Find a front chain ring (left shifter) that provides you with a comfortable range of gearing (likely the small one or the middle one)
Keep it there . In other words, for now, ignore the left-hand brake-gear change lever (think of it as a front-brake lever... and remember: when you are flying down hill, engage the right or BACK brake lever first or you will end up cartwheeling on your bike!)

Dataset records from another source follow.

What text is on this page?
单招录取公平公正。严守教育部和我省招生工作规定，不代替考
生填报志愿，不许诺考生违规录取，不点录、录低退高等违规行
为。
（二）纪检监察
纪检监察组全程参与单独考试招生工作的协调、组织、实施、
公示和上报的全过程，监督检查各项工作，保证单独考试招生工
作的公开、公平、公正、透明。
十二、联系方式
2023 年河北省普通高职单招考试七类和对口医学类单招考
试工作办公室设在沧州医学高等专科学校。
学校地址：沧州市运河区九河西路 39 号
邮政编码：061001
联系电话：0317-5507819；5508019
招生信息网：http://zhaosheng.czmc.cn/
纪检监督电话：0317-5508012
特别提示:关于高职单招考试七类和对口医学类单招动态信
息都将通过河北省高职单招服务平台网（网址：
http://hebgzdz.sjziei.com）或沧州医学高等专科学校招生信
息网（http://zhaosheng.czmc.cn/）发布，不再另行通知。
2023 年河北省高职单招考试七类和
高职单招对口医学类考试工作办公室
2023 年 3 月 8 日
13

Now, use the gray shift lever on the right to move into easier gears (up hills or coming to stops); use the smaller/black shift lever to move into harder to pedal gears (down hills or on flats or with a tail wind)
LArge-gray lever on right: EASY gears
SMall black lever on right: harder gears

I have only two chainrings in front. I rarely transition to the larger chainring... only if I am on a long flat or down hill and want to 'tweak' (increase) my candence (pedal rotation speed) a bit. I will shift into the easiest gear in back and then shift up to a the larger cog in front (the difference is dramatic!) As my conditioning gets better, I may hesitate shifting up or down to allow my legs to work a wee bit harder... but mostly I use the gears to keep my rhythm smooth and seamless... by feel

That's my approach. I'm not counting teeth or analyzing ratios or such. I am listening to my legs and cardio rate, and adjusting for my comfort and speed. I adjust the gearing based on my needs not on some perceived mathematical scheme. All that rot is interesting later, over a beer with the biker geeks... while I am on the bike, I use a more intuitive approach.